Evacuate
Evacuate (2009)
GlassPipeMurder
When Cheap Sex called it quits following the death of guitarist Chris Wick in 2007, the punk community lost one of the best hardcore street punk bands in recent years. Not content to wallow in the self-indulgent matters of drinking and fighting like the sad majority of modern street punk, Cheap Sex made fighting apathy and inspiring dissidence their chief priority, kicking out three well-received full-lengths in four years. But with the closing chapter of Cheap Sex came the beginning of Evacuate, as frontman Mike Virus assembled a SoCal street punk supergroup bringing together former members of the Lab Rats, Cheap Sex and the Virus, and Evacuate was born.
While not terribly different from the other bands Mike Virus has been a part of, Evacuate leans more heavily on hardcore than the street punk of Cheap Sex or the Virus. The divergence is further compounded by a lead guitar approach that's much more technical -- even bordering on metalish at times -- than anything you'd expect from a hardcore street punk band. This is especially evident on the in-your-face "Give You Nothing," that, before ending with the sound of a projectile spitwad, spews forth a ravaging guitar solo, as does the equally hostile "One-Sided Friend." "City on Fire" is another of the standout tracks, making rare use of the double-bass and concurring with Bad Religion and Smoke or Fire that "California's burning!" before whipping into another six-string frenzy.

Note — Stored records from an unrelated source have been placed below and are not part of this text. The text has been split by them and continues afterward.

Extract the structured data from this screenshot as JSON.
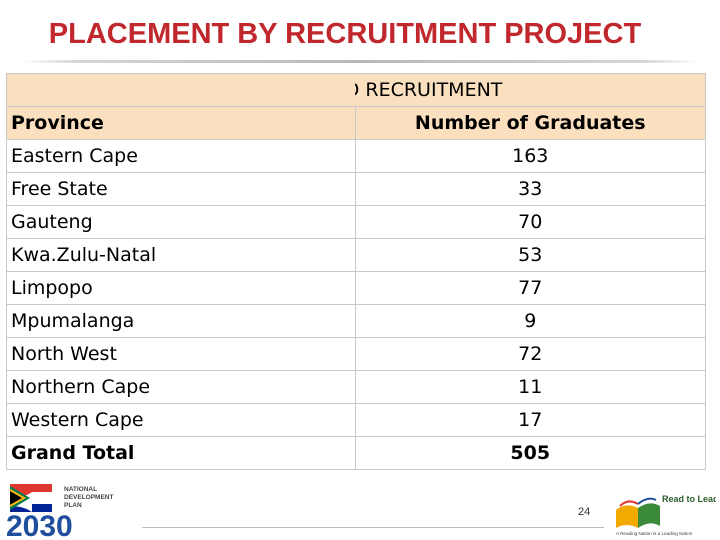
{
  "title": "PLACEMENT BY RECRUITMENT PROJECT",
  "table": {
    "caption": "DISTRICT BASED RECRUITMENT",
    "headers": [
      "Province",
      "Number of Graduates"
    ],
    "rows": [
      [
        "Eastern Cape",
        "163"
      ],
      [
        "Free State",
        "33"
      ],
      [
        "Gauteng",
        "70"
      ],
      [
        "Kwa.Zulu-Natal",
        "53"
      ],
      [
        "Limpopo",
        "77"
      ],
      [
        "Mpumalanga",
        "9"
      ],
      [
        "North West",
        "72"
      ],
      [
        "Northern Cape",
        "11"
      ],
      [
        "Western Cape",
        "17"
      ]
    ],
    "total": [
      "Grand Total",
      "505"
    ]
  },
  "footer": {
    "page_number": "24",
    "ndp_logo": {
      "text_lines": [
        "NATIONAL",
        "DEVELOPMENT",
        "PLAN"
      ],
      "year": "2030"
    },
    "rtl_logo": {
      "tagline": "Read to Lead",
      "subtext": "A Reading Nation is a Leading Nation"
    }
  },
  "colors": {
    "title": "#c0282d",
    "header_fill": "#fbe0c0",
    "grid": "#c8c8c8",
    "ndp_blue": "#1f4e9c"
  }
}
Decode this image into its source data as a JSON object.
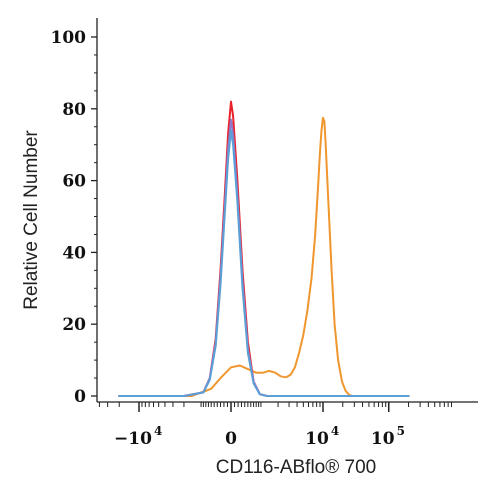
{
  "chart_data": {
    "type": "line",
    "title": "",
    "xlabel": "CD116-ABflo® 700",
    "ylabel": "Relative Cell Number",
    "ylim": [
      0,
      100
    ],
    "x_ticks": [
      {
        "base": "−10",
        "exp": "4",
        "pos": -10000
      },
      {
        "base": "0",
        "exp": "",
        "pos": 0
      },
      {
        "base": "10",
        "exp": "4",
        "pos": 10000
      },
      {
        "base": "10",
        "exp": "5",
        "pos": 100000
      }
    ],
    "y_ticks": [
      0,
      20,
      40,
      60,
      80,
      100
    ],
    "series": [
      {
        "color": "#f0962e",
        "points": [
          [
            -20000,
            0
          ],
          [
            -1500,
            0
          ],
          [
            -600,
            2
          ],
          [
            -300,
            5
          ],
          [
            0,
            8
          ],
          [
            250,
            8.5
          ],
          [
            500,
            7.5
          ],
          [
            800,
            6.5
          ],
          [
            1100,
            6.5
          ],
          [
            1400,
            7
          ],
          [
            1800,
            6.5
          ],
          [
            2200,
            5.5
          ],
          [
            2700,
            5.2
          ],
          [
            3200,
            6
          ],
          [
            3700,
            8
          ],
          [
            4300,
            12
          ],
          [
            5000,
            17
          ],
          [
            5800,
            24
          ],
          [
            6700,
            33
          ],
          [
            7600,
            45
          ],
          [
            8400,
            58
          ],
          [
            9000,
            68
          ],
          [
            9500,
            74
          ],
          [
            10000,
            77.5
          ],
          [
            10500,
            76.5
          ],
          [
            11000,
            70
          ],
          [
            12000,
            55
          ],
          [
            13500,
            35
          ],
          [
            15000,
            20
          ],
          [
            17000,
            10
          ],
          [
            19500,
            4
          ],
          [
            22000,
            1.5
          ],
          [
            25000,
            0.3
          ],
          [
            28000,
            0
          ],
          [
            200000,
            0
          ]
        ]
      },
      {
        "color": "#e8212a",
        "points": [
          [
            -20000,
            0
          ],
          [
            -2000,
            0
          ],
          [
            -900,
            1
          ],
          [
            -650,
            5
          ],
          [
            -450,
            16
          ],
          [
            -300,
            35
          ],
          [
            -180,
            55
          ],
          [
            -80,
            73
          ],
          [
            0,
            82
          ],
          [
            60,
            78
          ],
          [
            180,
            60
          ],
          [
            330,
            35
          ],
          [
            500,
            15
          ],
          [
            700,
            4
          ],
          [
            950,
            0.5
          ],
          [
            1300,
            0
          ],
          [
            200000,
            0
          ]
        ]
      },
      {
        "color": "#9079c8",
        "points": [
          [
            -20000,
            0
          ],
          [
            -2000,
            0
          ],
          [
            -900,
            1
          ],
          [
            -650,
            5
          ],
          [
            -450,
            15
          ],
          [
            -300,
            33
          ],
          [
            -180,
            52
          ],
          [
            -80,
            69
          ],
          [
            0,
            77
          ],
          [
            60,
            73
          ],
          [
            180,
            56
          ],
          [
            330,
            32
          ],
          [
            500,
            13
          ],
          [
            700,
            4
          ],
          [
            950,
            0.5
          ],
          [
            1300,
            0
          ],
          [
            200000,
            0
          ]
        ]
      },
      {
        "color": "#5a9fd6",
        "points": [
          [
            -20000,
            0
          ],
          [
            -2000,
            0
          ],
          [
            -900,
            1
          ],
          [
            -650,
            4.5
          ],
          [
            -450,
            14
          ],
          [
            -300,
            31
          ],
          [
            -180,
            50
          ],
          [
            -80,
            66
          ],
          [
            0,
            74
          ],
          [
            60,
            70
          ],
          [
            180,
            54
          ],
          [
            330,
            30
          ],
          [
            500,
            12
          ],
          [
            700,
            3.5
          ],
          [
            950,
            0.5
          ],
          [
            1300,
            0
          ],
          [
            200000,
            0
          ]
        ]
      }
    ]
  }
}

The main faults with Evacuate lie in the album's lyrics. Instead of strident and pointed assaults like Cheap Sex's "Raped by the FCC" or the catchy "Launch Off to War," M. Virus seems to be flailing a bit, with songs like "Mankind's Disease," "Convenience Killed Mankind" and "Download Destruction." Both of the latter are paranoid doomsday prophecies of a Computer Age on steroids, as "Convenience Killed Mankind" asserts, "Mankind reduced to ones and zeroes / We seek to become digital heroes / We download our lives / And upload our souls" and "Download Destruction" proclaims, "There's a killing machine behind the screen / Uploading death -- downloading destruction." It's understandable that musicians like Virus are upset and worried about downloading affecting their livelihood, but writing songs about it borders on overkill. Then there's the atrocious "Bulimia Girl." While it's hard to say the band's collective heart wasn't in the right place, making induced vomiting noises and lines like "Bulimia girl, what's wrong with you / Making yourself puke because you ate some food" certainly don't help anyone. First of all, who wants to sing along to a song like that? Secondly, no one has ever been shamed out of a compulsive disorder -- that's just not the way it works, so humiliating people who struggle with their individual perceptions and self-destructive habits is not the answer. Thankfully, that's where the bulk of the criticism ends, as songs like "This Night Is Ours" and "What Happened to Hardcore?" respectively bring forth a level of positivity and nostalgia, as the latter somewhat mirrors H2O's recent "What Happened?" from their 2008 comeback Nothing to Prove.
The lingering question is what will come next for Evacuate. Cheap Sex was very much a Bush-era band, with an approach and imagery that aligned tightly with the leftist zeitgeist of the time, and Evacuate is no different. Squeezing in just before the transfer of power, one has to wonder whether this is the end of an epoch for political hardcore street punk. Though the challenges and problems of the past eight years will surely not disappear immediately, the political landscape and leadership will likely be much less enraging and thus less inspiring as fodder for punk rock dissent. But for the last few months of the Bush regime, Evacuate will do the trick.